Therapy doesn’t always happen on a couch.

It’s June 1995. She starts at the Mexican border and crosses the Mojave Desert in scorching heat. Staggering under an overstuffed pack, she perseveres, driven by determination and willpower. She learns camping along the way.

Unseasonable snow derails the hike. She takes a bus and catches the trail farther north, yet even here the path is buried in snow and has her searching for the distinctive PCT markers on trees.

Strayed faces many hardships. Bloodied feet from boots a size too small. A battered nail on her big toe, which she peels off accompanied by a primal scream.

One boot tumbles over a cliff. She tosses over its partner. Expletives echo through the mountaintops.

She slogs on, improvising with sandals augmented with duct tape.

The pain of the trail, though, is nothing compared to what she has already experienced in life. Memories return in flashbacks, including hospital scenes of the premature death of her loving mom Bobbi (played by Laura Dern) when Cheryl was 22 years old. Years earlier, when Strayed and her brother were young children, Bobbi radiates unconditional love, keeping the family together after escaping a physically and mentally abusive husband.

The mourning daughter finds solace in the wilderness. She revels in the rugged beauty, remembering the sunrises and sunsets her mom taught her to enjoy.

Strayed also encounters predatory men, a rattlesnake and a backpacking llama.

She battles the elements and carries on with indomitable grit. The kindness of strangers gives her hope.
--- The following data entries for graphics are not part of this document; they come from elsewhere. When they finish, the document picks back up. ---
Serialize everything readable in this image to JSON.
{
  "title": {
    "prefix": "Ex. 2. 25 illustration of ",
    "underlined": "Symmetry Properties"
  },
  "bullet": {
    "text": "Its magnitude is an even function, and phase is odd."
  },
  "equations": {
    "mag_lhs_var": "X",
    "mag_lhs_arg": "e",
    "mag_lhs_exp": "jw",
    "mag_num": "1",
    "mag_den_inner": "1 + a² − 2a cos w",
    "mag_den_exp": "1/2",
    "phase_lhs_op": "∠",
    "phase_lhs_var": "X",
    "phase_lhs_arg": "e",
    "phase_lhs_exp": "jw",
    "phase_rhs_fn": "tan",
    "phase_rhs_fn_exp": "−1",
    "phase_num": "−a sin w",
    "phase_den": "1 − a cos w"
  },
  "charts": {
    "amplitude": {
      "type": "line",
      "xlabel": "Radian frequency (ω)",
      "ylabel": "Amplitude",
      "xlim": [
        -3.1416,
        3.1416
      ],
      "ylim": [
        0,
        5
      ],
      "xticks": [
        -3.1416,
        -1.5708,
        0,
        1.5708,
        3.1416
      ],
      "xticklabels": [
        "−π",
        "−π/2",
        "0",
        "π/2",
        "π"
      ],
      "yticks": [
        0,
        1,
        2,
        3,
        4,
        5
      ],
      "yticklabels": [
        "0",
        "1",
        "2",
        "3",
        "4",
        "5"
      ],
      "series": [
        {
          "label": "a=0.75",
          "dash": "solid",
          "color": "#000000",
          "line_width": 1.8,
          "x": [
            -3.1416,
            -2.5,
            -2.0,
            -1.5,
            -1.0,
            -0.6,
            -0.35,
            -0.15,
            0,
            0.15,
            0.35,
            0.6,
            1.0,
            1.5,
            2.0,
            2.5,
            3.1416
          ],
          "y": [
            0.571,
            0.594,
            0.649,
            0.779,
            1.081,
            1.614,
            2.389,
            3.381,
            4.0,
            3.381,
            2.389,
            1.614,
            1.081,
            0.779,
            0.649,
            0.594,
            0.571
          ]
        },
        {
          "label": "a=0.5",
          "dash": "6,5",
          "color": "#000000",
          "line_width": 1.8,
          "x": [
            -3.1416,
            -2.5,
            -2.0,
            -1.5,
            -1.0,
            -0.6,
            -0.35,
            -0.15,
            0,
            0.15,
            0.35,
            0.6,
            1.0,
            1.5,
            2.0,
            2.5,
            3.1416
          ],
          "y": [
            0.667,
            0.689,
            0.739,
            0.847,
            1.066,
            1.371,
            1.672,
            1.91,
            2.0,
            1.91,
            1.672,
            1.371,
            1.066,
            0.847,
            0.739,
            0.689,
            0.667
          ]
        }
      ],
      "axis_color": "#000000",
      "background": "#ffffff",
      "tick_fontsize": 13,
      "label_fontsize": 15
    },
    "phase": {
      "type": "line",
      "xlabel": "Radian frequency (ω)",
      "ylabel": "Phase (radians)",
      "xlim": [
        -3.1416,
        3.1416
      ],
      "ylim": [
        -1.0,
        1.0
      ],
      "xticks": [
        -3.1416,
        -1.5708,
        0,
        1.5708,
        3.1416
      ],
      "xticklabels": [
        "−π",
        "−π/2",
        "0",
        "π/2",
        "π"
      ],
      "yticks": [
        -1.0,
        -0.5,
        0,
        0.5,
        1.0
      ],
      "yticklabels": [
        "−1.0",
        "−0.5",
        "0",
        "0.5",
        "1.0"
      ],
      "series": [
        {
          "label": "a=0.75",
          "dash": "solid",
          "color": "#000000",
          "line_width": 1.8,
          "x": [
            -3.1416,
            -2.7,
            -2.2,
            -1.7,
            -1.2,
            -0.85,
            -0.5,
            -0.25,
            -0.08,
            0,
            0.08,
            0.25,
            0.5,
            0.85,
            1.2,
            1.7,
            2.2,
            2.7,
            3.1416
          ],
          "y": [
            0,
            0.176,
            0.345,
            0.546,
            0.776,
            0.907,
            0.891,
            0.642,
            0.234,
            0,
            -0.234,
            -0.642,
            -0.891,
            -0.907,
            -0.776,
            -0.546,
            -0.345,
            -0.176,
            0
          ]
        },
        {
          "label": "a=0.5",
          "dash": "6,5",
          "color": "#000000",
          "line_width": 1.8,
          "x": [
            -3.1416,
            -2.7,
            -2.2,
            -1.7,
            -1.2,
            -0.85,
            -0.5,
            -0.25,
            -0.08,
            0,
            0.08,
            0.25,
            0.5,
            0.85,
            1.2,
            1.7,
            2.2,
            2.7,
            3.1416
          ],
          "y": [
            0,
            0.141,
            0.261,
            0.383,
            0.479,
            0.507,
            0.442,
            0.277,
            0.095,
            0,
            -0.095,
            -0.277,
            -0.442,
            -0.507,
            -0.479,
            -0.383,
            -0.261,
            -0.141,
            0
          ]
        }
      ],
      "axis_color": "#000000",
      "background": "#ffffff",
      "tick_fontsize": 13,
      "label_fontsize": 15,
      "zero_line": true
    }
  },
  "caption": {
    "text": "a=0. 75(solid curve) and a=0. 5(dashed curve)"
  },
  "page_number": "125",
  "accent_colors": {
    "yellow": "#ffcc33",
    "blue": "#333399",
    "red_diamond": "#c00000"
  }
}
A curious fox appears, becoming her spirit guide.

The 94-day trek ends after 1,100 miles of hiking at Bridge of the Gods in the Columbia River Gorge.

The movie was based on the book “Wild: From Lost to Found on the Pacific Crest Trail” published a decade and a half after the hike concluded.

All but seven of the movie’s scenes were served up in Oregon’s smorgasbord of scenery. Only two scenes were on the Pacific Crest Trail.

Oregon filming locations for this visual feast include Crater Lake National Park, Bend, Smith Rock State Park, Paulina Lake Lodge, Newberry Volcanic National Monument, Oregon Badlands Wilderness, Ashland, Portland and Mount Hood. Washington filming took place in Vancouver, and California filming in Lassen Volcanic National Park and the Mojave Desert.

The locations provide a beautiful backdrop for this journey to self-discovery as the main character goes from hitting bottom to becoming triumphantly alive.

2014, 1 hours 55 minutes

Rated: R (nudity, swearing, drug use)

This film is based “Wild: From Lost to Found on the Pacific Crest Trail” by Cheryl Strayed.